Sow Alhousseynou dit Samba Dabel, Mokhtar O Mohamed, Abdallahi O Mohamed O Elemine, Sogho Mamadou, Abdoulaye Djibril Dia, Cheîkh M’Bow, Diop Mokhtar dénoncent le non respect du GRET, porteur du projet PAFPA des engagements pris en 2011 devant les maîtres d’ateliers qu’ils sont.

Parmi ces engagements, figurent la formation alternante entre le lycée technique de Boghé et les ateliers pour une durée de six mois des apprentis de chaque atelier, le versement d’une bourse trimestrielle de 15 000 Um pour chaque apprentis, la prise en charge des factures d’eau, d’électricité et de la location mensuelle du siège de l’atelier pour une durée ne dépassant pas deux ans, la dotation des ateliers en caisse d’outillage de marque française, de postes de soudure et leurs accessoires, le financement des matières premières pour ces ateliers.

Pendant toute la durée de la formation, affirme ces maîtres d’ateliers, le projet PAFPA ne s’est présenté qu’une seule fois pour verser une subvention à chacun des ateliers variant entre 20 000 Um et 60 000 Um.

Leurs apprentis, n’ont perçu chacun que 4000 Um selon toujours ces maîtres d’ateliers. Et ce, après avoir exigé et obtenu de chacun des chefs d’ateliers ses factures d’eau, d’électricité et le contrat de location de son siège qui s’élèvent à des montants largement supérieurs aux sommes qui leurs ont été versées indique ces maîtres d’ateliers.

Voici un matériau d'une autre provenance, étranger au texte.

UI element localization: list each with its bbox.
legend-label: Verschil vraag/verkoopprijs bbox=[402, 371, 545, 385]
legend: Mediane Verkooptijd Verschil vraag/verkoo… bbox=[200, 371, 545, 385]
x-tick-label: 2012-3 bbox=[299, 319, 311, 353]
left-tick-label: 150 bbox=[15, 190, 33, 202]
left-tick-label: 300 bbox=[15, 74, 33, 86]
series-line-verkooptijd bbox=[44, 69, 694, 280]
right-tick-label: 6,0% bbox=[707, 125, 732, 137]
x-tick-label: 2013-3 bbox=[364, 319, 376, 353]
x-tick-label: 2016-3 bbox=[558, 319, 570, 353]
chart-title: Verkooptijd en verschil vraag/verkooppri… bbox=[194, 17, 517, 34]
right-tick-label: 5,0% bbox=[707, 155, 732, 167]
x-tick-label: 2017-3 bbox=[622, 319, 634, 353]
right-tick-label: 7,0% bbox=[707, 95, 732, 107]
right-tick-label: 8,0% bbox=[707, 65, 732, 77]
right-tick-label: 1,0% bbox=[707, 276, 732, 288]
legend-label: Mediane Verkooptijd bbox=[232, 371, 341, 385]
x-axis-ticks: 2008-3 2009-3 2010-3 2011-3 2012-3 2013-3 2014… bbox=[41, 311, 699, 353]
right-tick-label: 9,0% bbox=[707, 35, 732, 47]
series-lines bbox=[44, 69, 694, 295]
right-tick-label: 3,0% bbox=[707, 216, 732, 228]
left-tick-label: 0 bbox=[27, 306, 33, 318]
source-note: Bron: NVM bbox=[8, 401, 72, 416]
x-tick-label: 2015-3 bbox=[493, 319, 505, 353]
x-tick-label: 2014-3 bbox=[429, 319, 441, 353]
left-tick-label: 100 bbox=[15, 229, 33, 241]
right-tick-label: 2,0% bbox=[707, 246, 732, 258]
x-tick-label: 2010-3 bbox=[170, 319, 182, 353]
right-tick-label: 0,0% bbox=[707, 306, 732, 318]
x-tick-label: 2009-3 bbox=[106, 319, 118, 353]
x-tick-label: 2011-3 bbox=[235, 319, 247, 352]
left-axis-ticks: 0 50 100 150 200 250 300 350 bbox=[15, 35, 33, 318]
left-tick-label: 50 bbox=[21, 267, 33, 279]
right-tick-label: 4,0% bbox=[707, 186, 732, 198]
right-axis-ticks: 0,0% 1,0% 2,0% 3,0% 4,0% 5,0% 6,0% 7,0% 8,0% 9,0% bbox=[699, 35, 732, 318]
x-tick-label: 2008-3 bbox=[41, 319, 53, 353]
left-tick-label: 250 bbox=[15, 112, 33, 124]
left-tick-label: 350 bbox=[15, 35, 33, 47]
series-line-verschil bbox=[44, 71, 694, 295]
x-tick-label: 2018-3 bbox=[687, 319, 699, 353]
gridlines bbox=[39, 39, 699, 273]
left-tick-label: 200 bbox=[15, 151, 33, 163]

En plus affirme M. Soko l’un de ces maîtres d’ateliers, les responsables de PAFPA avaient promis également d’organiser une cérémonie de remise d’attestation de formation aux apprentis en présence de leurs maîtres mais rien de tout cela a-t-il indiqué n’a été honoré les responsables du projet. Au lieu d’attestations pour les jeunes apprentis, ils ont reçu des bulletins de notes délivrés par le Lycée de Formation Technique et Professionnelle de Boghé.

Les responsables du projet PAFPA se sont servis de nous et de nos documents pour justifier des détournements, a affirmé Mokhtar. Ils nous ont engagés dans des dépenses et à la fin ils n’ont pas honoré leurs engagements vis-à-vis de nous. Résultat, nous sommes menacés d’être traduits devant la justice si nous ne payons pas nos dettes, a pesté Sow Alhousseynou. Les maîtres d’ateliers crient au scandale et dénoncent une gestion opaque du projet PAFPA par le GRET accusé d’avoir organisé une véritable arnaque sur la base des documents qu’ils leurs ont transmis (factures notamment).

Un responsable du projet PAFPA, Diop Alpha que nous avons joint au téléphone a fait savoir qu’il n’est pas en mesure de réagir car étant en voyage et attend de savoir avec précision ce que réclament ces maîtres d’ateliers. Il a promis toutefois de réagir dès le lundi prochain, une fois qu’il sera de retour.